Yenilmez Armada - IV. Bölüm

Yenilmez Armada - IV. Bölüm

‘’Bir salon dolusu Galatasaraylıyla beş bin kişiden kurulu bir takım hangi teraziye konulsa, o terazinin gramları beş dakika sonra tarafsız ağırlık birimleri olma özelliğini kaybeder, amigolaşıp ’Gaas saray… Gaas saray… Cim bom booomm’ diye feryat figana başlardı.’’

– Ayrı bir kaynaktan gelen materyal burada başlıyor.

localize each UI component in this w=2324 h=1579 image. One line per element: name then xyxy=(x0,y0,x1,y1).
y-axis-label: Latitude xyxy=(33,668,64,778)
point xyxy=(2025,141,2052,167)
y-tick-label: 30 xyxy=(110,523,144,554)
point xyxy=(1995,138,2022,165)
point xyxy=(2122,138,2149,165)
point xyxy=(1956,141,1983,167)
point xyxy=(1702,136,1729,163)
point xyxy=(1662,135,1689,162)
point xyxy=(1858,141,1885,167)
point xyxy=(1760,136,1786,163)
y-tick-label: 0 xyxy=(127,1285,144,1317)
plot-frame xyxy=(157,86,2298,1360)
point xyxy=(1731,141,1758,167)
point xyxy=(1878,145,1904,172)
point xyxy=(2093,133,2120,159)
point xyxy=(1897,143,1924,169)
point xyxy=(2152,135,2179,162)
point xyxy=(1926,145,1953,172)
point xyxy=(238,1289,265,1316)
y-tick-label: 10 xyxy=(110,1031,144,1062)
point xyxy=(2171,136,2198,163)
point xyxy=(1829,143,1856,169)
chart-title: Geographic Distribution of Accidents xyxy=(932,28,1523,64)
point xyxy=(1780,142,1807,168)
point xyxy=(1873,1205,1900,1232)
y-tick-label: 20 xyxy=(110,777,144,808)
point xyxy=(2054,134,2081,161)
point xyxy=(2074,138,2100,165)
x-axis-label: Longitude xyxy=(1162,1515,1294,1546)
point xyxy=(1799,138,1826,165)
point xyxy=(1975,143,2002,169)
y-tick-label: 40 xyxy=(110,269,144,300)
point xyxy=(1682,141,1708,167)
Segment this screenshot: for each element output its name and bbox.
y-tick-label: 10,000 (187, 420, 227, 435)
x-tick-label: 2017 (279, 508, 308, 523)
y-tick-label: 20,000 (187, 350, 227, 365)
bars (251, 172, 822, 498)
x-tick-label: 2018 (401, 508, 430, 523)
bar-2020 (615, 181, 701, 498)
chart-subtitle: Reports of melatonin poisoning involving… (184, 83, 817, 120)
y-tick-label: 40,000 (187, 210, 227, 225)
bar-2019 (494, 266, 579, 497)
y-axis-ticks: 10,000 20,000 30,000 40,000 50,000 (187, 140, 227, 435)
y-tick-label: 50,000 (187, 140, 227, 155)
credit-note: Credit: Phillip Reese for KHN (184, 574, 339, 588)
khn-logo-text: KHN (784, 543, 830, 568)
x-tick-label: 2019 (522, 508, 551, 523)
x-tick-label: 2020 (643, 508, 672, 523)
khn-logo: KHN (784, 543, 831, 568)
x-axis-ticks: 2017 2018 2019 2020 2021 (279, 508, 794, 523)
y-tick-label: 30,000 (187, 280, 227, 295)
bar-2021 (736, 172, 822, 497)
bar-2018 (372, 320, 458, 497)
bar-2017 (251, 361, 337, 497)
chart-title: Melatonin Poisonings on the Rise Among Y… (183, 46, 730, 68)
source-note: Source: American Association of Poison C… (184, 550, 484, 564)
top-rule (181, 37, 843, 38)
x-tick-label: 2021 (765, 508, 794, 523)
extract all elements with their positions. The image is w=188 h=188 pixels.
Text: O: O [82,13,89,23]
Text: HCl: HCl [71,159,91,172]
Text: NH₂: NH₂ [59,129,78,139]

‘’Bu boranın adı, dün akşamki boranın adı, basketbolda şampiyon olmak, en büyük olmak idi… Sergi ve de Spor Sarayı’nda delicesine esiyordu. Değdiği her yeri ısırarak, çarptığı her surat ve vücudu zangır zangır zangırtadarak, dur durak bilmeden, engel tanımadan deliler gibi esiyordu… Basketbol topu, spor mağazalarının sattığı basketbol topu olmaktan çıkmış, bir engerek yılanı olmuştu. Bir, benim yakın olduğum potada, bir benim yakın olmadığım potada, tükenmez ıslıklar çalıp duruyordu. Bu bay basketbol topu olmayıp, bu bay yılan olan yuvarlak engerek, insafsız dişleri ile bir bu potayı bir o potayı ısırıp duruyordu… Potalar kısır değil, iletkendi. Engerek hangi potaya dişlerini geçirirse, o potaya sevdalanmış binlerce insan bir anda ölüyor, yılan dişi değmemiş potada binlerce insan yeniden doğuyordu.’’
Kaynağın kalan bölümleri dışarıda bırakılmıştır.